Scientists selectively erase fear memories and gain insight into how the memory works
(PhysOrg.com) -- It may sound like something out of a science fiction movie - but bad memories can be erased in mice and this finding sheds light into how memories are normally encoded and stored in the brain. In a study published in the March 13 issue of the journal Science, researchers at the University of Toronto and The Hospital for Sick Children (SickKids) have established a link between specific neurons and a given memory.
The human brain contains over 100 billion neurons (there are over 100 million in the mouse brain), yet memories are thought to be stored in only small groups of them. Identifying the precise neurons encoding a given memory has been a longstanding challenge. In the past, scientists had deleted an entire brain region in mice to try and erase a memory in the hopes of finding out about how memories are normally stored, but in this study led by Sheena Josselyn, Assistant Professor of Physiology, Canada Research Chair in Molecular and Cellular Cognition and a SickKids scientist, researchers took a more targeted approach and removed only the small portion of neurons thought to be involved in a specific memory.
"Though previous studies have provided important evidence suggesting that specific neurons are involved in a memory, we believe this paper is the first to establish causal links," said Josselyn.
In a previous paper, the research team showed evidence suggesting that in mice, fear memories are stored in specific neurons within a brain structure known as the lateral amygdala (LA) that have a high amount of a specific protein (CREB). This means that CREB levels helps dictate which neurons are involved in storing a memory. In the latest study, the scientists went on to destroy only these LA neurons with high levels of CREB and found that mice no longer remembered the fearful event. More importantly, they illustrated that random removal of a similar number of LA neurons does not impact the fear memory. These findings are the first to definitively show which specific set of neurons store a memory.
"Our experiences, both good and bad, teach us things," said Josselyn. "If we didn't remember that the last time we touched a hot stove we got burned, we would be more likely to do it again. So in this sense, even memories of bad or frightening experiences are useful. However, there are some cases in which fearful memories become maladaptive, such as with post-traumatic stress disorder or severe phobia. Selectively erasing these intrusive memories may improve the lives of afflicted individuals," she said.

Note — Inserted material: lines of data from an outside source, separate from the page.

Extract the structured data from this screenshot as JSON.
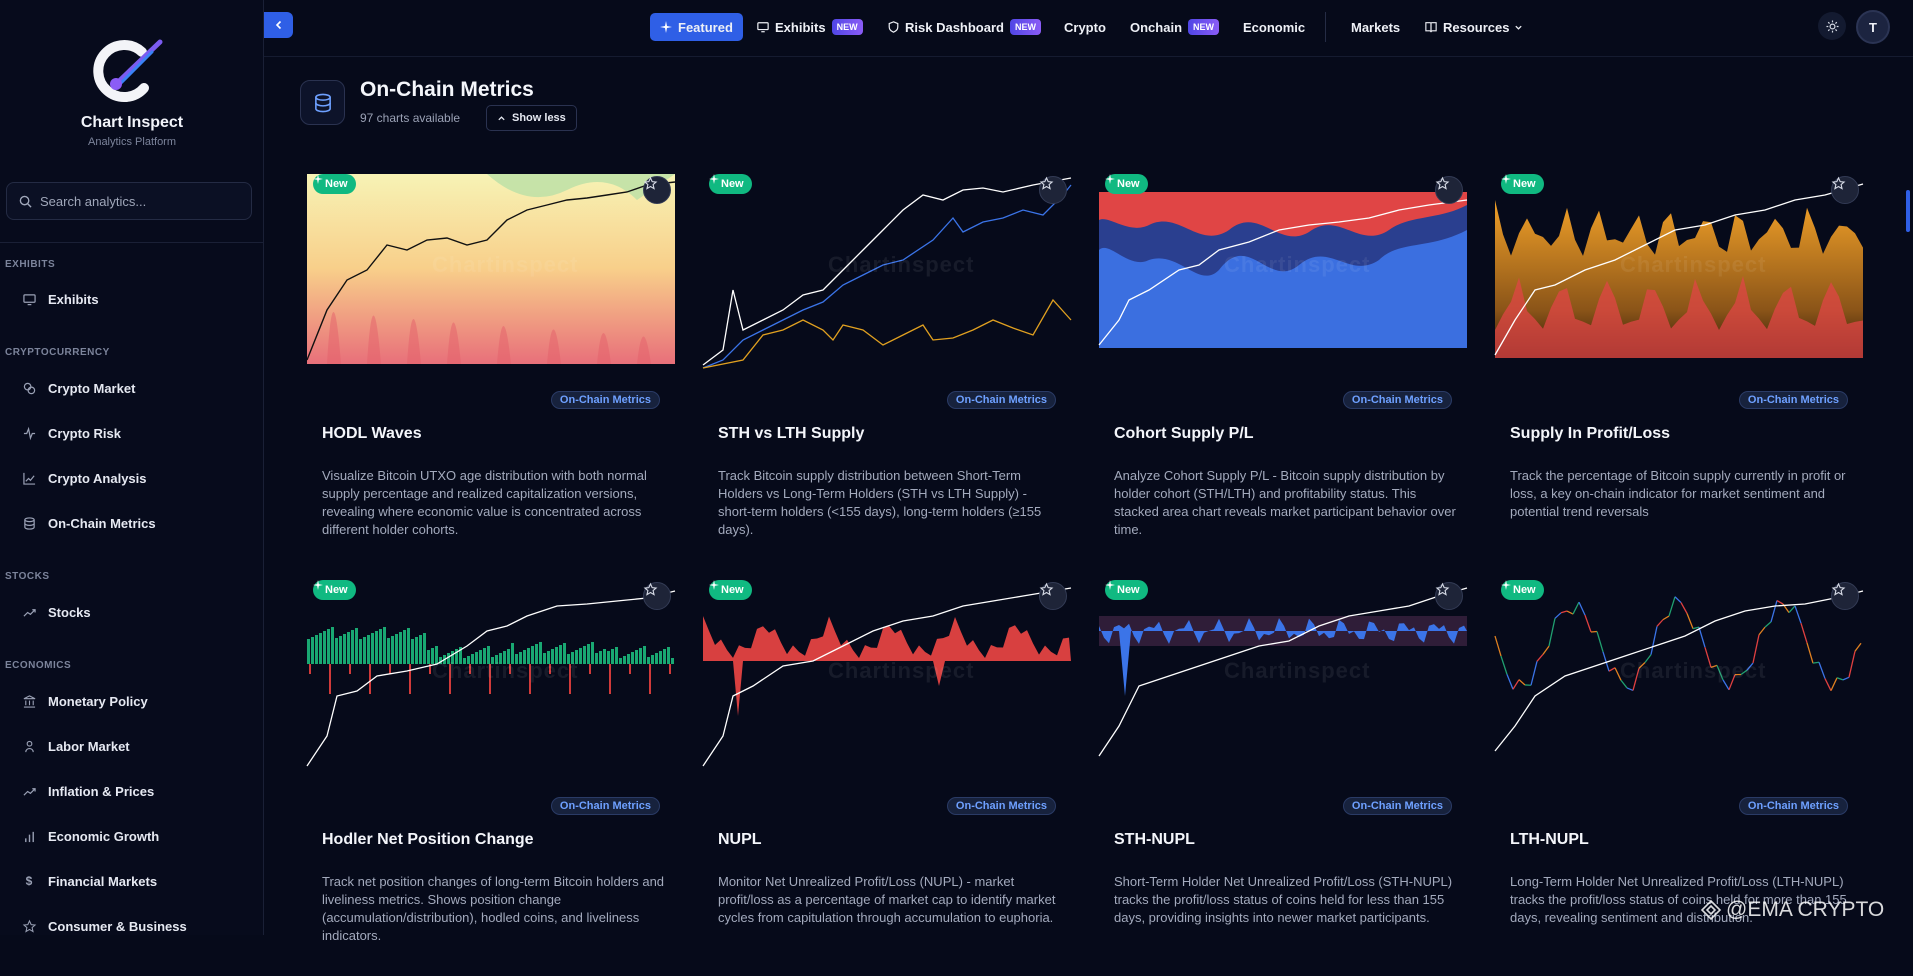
{
  "brand": {
    "name": "Chart Inspect",
    "tagline": "Analytics Platform"
  },
  "search": {
    "placeholder": "Search analytics..."
  },
  "sidebar": {
    "sections": [
      {
        "label": "EXHIBITS",
        "items": [
          {
            "label": "Exhibits",
            "icon": "monitor-icon"
          }
        ]
      },
      {
        "label": "CRYPTOCURRENCY",
        "items": [
          {
            "label": "Crypto Market",
            "icon": "coins-icon"
          },
          {
            "label": "Crypto Risk",
            "icon": "activity-icon"
          },
          {
            "label": "Crypto Analysis",
            "icon": "chart-line-icon"
          },
          {
            "label": "On-Chain Metrics",
            "icon": "database-icon"
          }
        ]
      },
      {
        "label": "STOCKS",
        "items": [
          {
            "label": "Stocks",
            "icon": "trending-up-icon"
          }
        ]
      },
      {
        "label": "ECONOMICS",
        "items": [
          {
            "label": "Monetary Policy",
            "icon": "bank-icon"
          },
          {
            "label": "Labor Market",
            "icon": "users-icon"
          },
          {
            "label": "Inflation & Prices",
            "icon": "trending-up-icon"
          },
          {
            "label": "Economic Growth",
            "icon": "bar-chart-icon"
          },
          {
            "label": "Financial Markets",
            "icon": "dollar-icon"
          },
          {
            "label": "Consumer & Business",
            "icon": "store-icon"
          }
        ]
      }
    ]
  },
  "topnav": {
    "items": [
      {
        "label": "Featured",
        "icon": "sparkles-icon",
        "active": true
      },
      {
        "label": "Exhibits",
        "icon": "monitor-icon",
        "badge": "NEW"
      },
      {
        "label": "Risk Dashboard",
        "icon": "shield-icon",
        "badge": "NEW"
      },
      {
        "label": "Crypto"
      },
      {
        "label": "Onchain",
        "badge": "NEW"
      },
      {
        "label": "Economic"
      },
      {
        "label": "Markets"
      },
      {
        "label": "Resources",
        "icon": "book-icon",
        "dropdown": true
      }
    ],
    "user_initial": "T"
  },
  "header": {
    "title": "On-Chain Metrics",
    "count": "97 charts available",
    "toggle_label": "Show less"
  },
  "cards": [
    {
      "title": "HODL Waves",
      "category": "On-Chain Metrics",
      "badge": "New",
      "description": "Visualize Bitcoin UTXO age distribution with both normal supply percentage and realized capitalization versions, revealing where economic value is concentrated across different holder cohorts."
    },
    {
      "title": "STH vs LTH Supply",
      "category": "On-Chain Metrics",
      "badge": "New",
      "description": "Track Bitcoin supply distribution between Short-Term Holders vs Long-Term Holders (STH vs LTH Supply) - short-term holders (<155 days), long-term holders (≥155 days)."
    },
    {
      "title": "Cohort Supply P/L",
      "category": "On-Chain Metrics",
      "badge": "New",
      "description": "Analyze Cohort Supply P/L - Bitcoin supply distribution by holder cohort (STH/LTH) and profitability status. This stacked area chart reveals market participant behavior over time."
    },
    {
      "title": "Supply In Profit/Loss",
      "category": "On-Chain Metrics",
      "badge": "New",
      "description": "Track the percentage of Bitcoin supply currently in profit or loss, a key on-chain indicator for market sentiment and potential trend reversals"
    },
    {
      "title": "Hodler Net Position Change",
      "category": "On-Chain Metrics",
      "badge": "New",
      "description": "Track net position changes of long-term Bitcoin holders and liveliness metrics. Shows position change (accumulation/distribution), hodled coins, and liveliness indicators."
    },
    {
      "title": "NUPL",
      "category": "On-Chain Metrics",
      "badge": "New",
      "description": "Monitor Net Unrealized Profit/Loss (NUPL) - market profit/loss as a percentage of market cap to identify market cycles from capitulation through accumulation to euphoria."
    },
    {
      "title": "STH-NUPL",
      "category": "On-Chain Metrics",
      "badge": "New",
      "description": "Short-Term Holder Net Unrealized Profit/Loss (STH-NUPL) tracks the profit/loss status of coins held for less than 155 days, providing insights into newer market participants."
    },
    {
      "title": "LTH-NUPL",
      "category": "On-Chain Metrics",
      "badge": "New",
      "description": "Long-Term Holder Net Unrealized Profit/Loss (LTH-NUPL) tracks the profit/loss status of coins held for more than 155 days, revealing sentiment and distribution."
    }
  ],
  "watermark": "Chartinspect",
  "overlay_mark": "@EMA CRYPTO",
  "colors": {
    "accent": "#2f5fe6",
    "new_badge": "#10b981",
    "category_text": "#6ea0ff",
    "background": "#060a1a"
  }
}
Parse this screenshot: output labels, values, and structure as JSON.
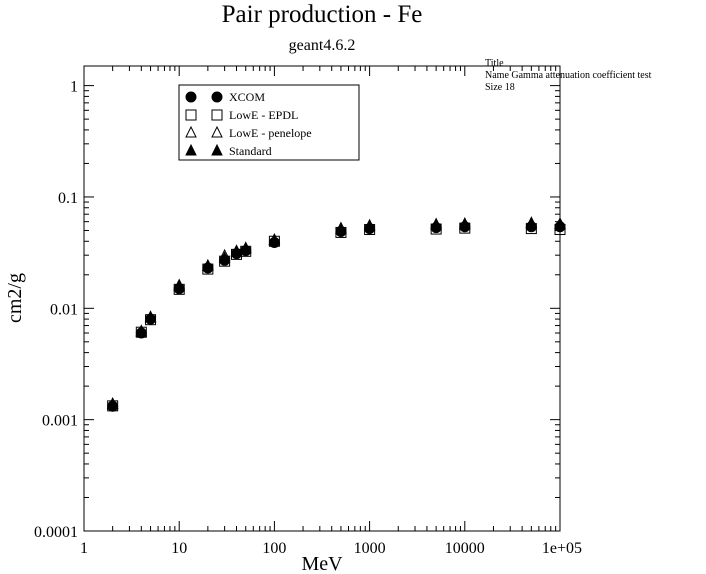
{
  "header": {
    "title": "Pair production - Fe",
    "subtitle": "geant4.6.2"
  },
  "info_box": {
    "line1": "Title",
    "line2": "Name  Gamma attenuation coefficient test",
    "line3": "Size  18"
  },
  "chart_data": {
    "type": "scatter",
    "title": "Pair production - Fe",
    "subtitle": "geant4.6.2",
    "xlabel": "MeV",
    "ylabel": "cm2/g",
    "xscale": "log",
    "yscale": "log",
    "xlim": [
      1,
      100000
    ],
    "ylim": [
      0.0001,
      1.5
    ],
    "grid": false,
    "legend_position": "top-left",
    "x_ticks": [
      {
        "value": 1,
        "label": "1"
      },
      {
        "value": 10,
        "label": "10"
      },
      {
        "value": 100,
        "label": "100"
      },
      {
        "value": 1000,
        "label": "1000"
      },
      {
        "value": 10000,
        "label": "10000"
      },
      {
        "value": 100000,
        "label": "1e+05"
      }
    ],
    "y_ticks": [
      {
        "value": 0.0001,
        "label": "0.0001"
      },
      {
        "value": 0.001,
        "label": "0.001"
      },
      {
        "value": 0.01,
        "label": "0.01"
      },
      {
        "value": 0.1,
        "label": "0.1"
      },
      {
        "value": 1,
        "label": "1"
      }
    ],
    "series": [
      {
        "name": "XCOM",
        "marker": "filled-circle",
        "color": "#000000",
        "x": [
          2,
          4,
          5,
          10,
          20,
          30,
          40,
          50,
          100,
          500,
          1000,
          5000,
          10000,
          50000,
          100000
        ],
        "y": [
          0.00132,
          0.006,
          0.008,
          0.015,
          0.023,
          0.027,
          0.031,
          0.033,
          0.039,
          0.049,
          0.052,
          0.053,
          0.054,
          0.054,
          0.054
        ]
      },
      {
        "name": "LowE - EPDL",
        "marker": "open-square",
        "color": "#000000",
        "x": [
          2,
          4,
          5,
          10,
          20,
          30,
          40,
          50,
          100,
          500,
          1000,
          5000,
          10000,
          50000,
          100000
        ],
        "y": [
          0.00133,
          0.0061,
          0.0079,
          0.0148,
          0.0225,
          0.0265,
          0.0305,
          0.0325,
          0.04,
          0.048,
          0.051,
          0.0515,
          0.0525,
          0.052,
          0.051
        ]
      },
      {
        "name": "LowE - penelope",
        "marker": "open-triangle",
        "color": "#000000",
        "x": [
          2,
          4,
          5,
          10,
          20,
          30,
          40,
          50,
          100,
          500,
          1000,
          5000,
          10000,
          50000,
          100000
        ],
        "y": [
          0.00136,
          0.0062,
          0.0083,
          0.0156,
          0.0238,
          0.0295,
          0.032,
          0.034,
          0.041,
          0.051,
          0.0545,
          0.0555,
          0.056,
          0.057,
          0.0565
        ]
      },
      {
        "name": "Standard",
        "marker": "filled-triangle",
        "color": "#000000",
        "x": [
          2,
          4,
          5,
          10,
          20,
          30,
          40,
          50,
          100,
          500,
          1000,
          5000,
          10000,
          50000,
          100000
        ],
        "y": [
          0.00138,
          0.0061,
          0.0082,
          0.016,
          0.024,
          0.028,
          0.0325,
          0.0345,
          0.0405,
          0.052,
          0.055,
          0.0565,
          0.057,
          0.058,
          0.057
        ]
      }
    ]
  }
}
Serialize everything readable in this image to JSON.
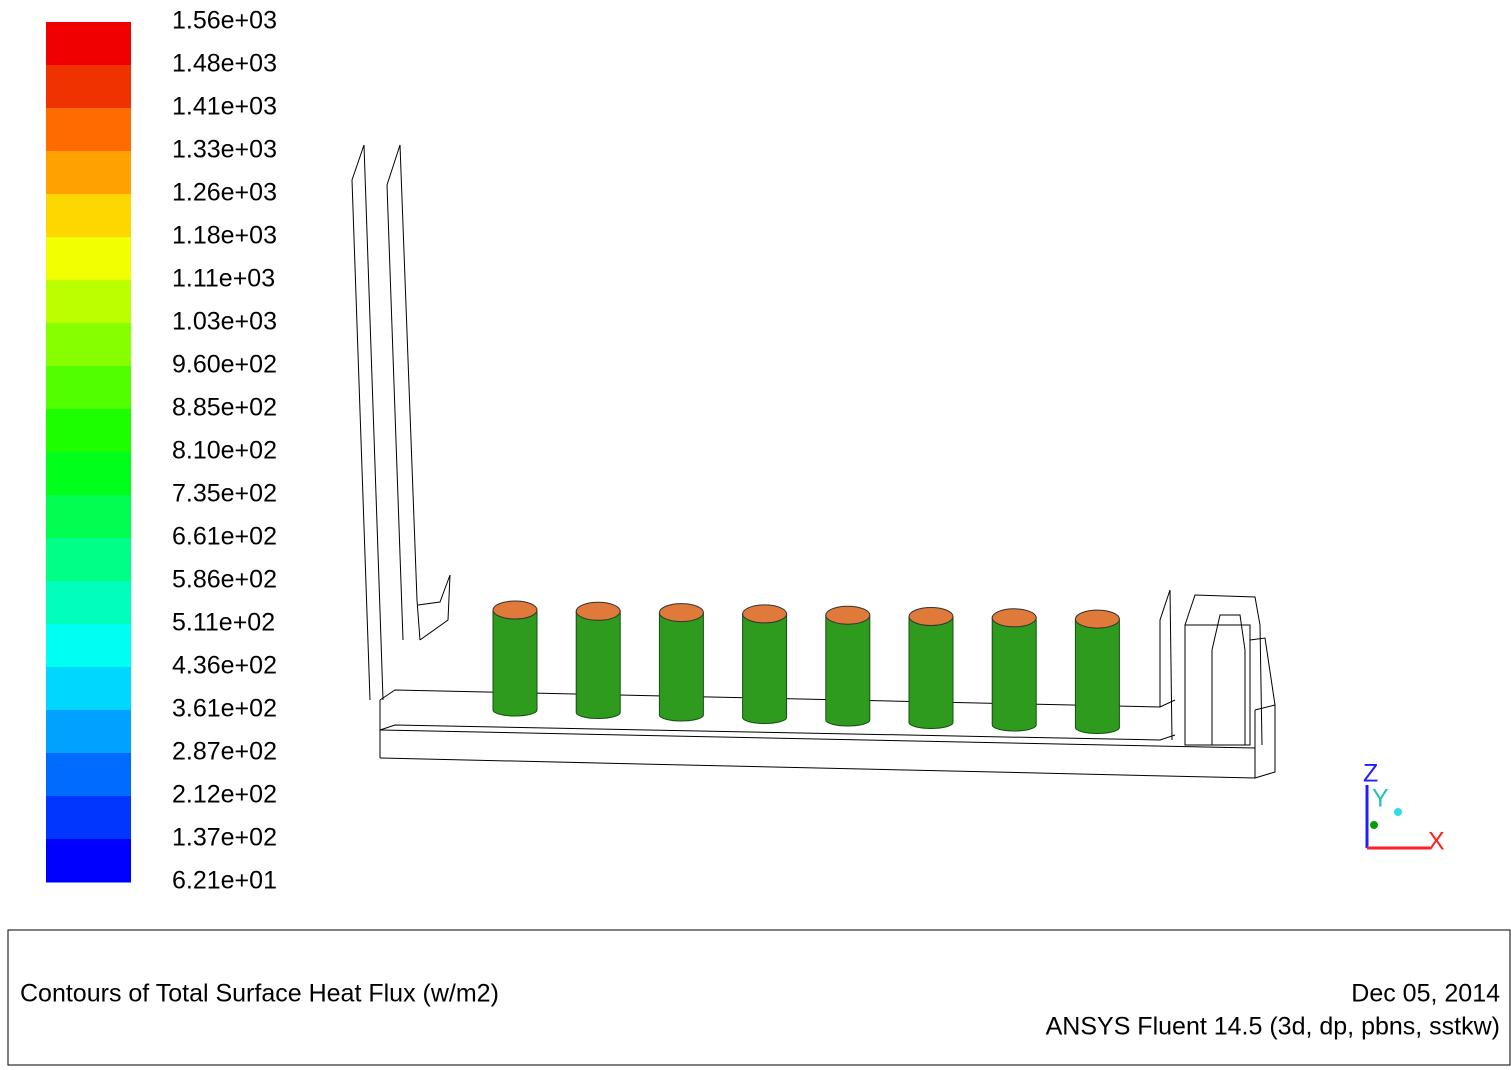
{
  "colorbar": {
    "labels": [
      "1.56e+03",
      "1.48e+03",
      "1.41e+03",
      "1.33e+03",
      "1.26e+03",
      "1.18e+03",
      "1.11e+03",
      "1.03e+03",
      "9.60e+02",
      "8.85e+02",
      "8.10e+02",
      "7.35e+02",
      "6.61e+02",
      "5.86e+02",
      "5.11e+02",
      "4.36e+02",
      "3.61e+02",
      "2.87e+02",
      "2.12e+02",
      "1.37e+02",
      "6.21e+01"
    ]
  },
  "axes": {
    "z": "Z",
    "y": "Y",
    "x": "X"
  },
  "footer": {
    "title": "Contours of Total Surface Heat Flux (w/m2)",
    "date": "Dec 05, 2014",
    "version": "ANSYS Fluent 14.5 (3d, dp, pbns, sstkw)"
  }
}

"Do our results suggest that someday this might be possible? Our studies suggest that one strategy would be to target interventions to that small subset of neurons actually involved in storing a memory, rather than the entire brain. It sounds like a futuristic film, but our results in mice do provide proof-of-principle that this may one day be possible in humans," added Paul Frankland, SickKids Scientist, Assistant Professor of
Physiology, Canada Research Chair in Cognitive Neurobiology and
co-investigator of the study.
"Our memories are an essential part of who we are, in fact some believe it is the ongoing connection between our thoughts and memories that constitutes our identity," said Christine Harrison, SickKids Director of Bioethics. "As the research in this area continues to evolve, so do the ethical considerations related to potential future therapies."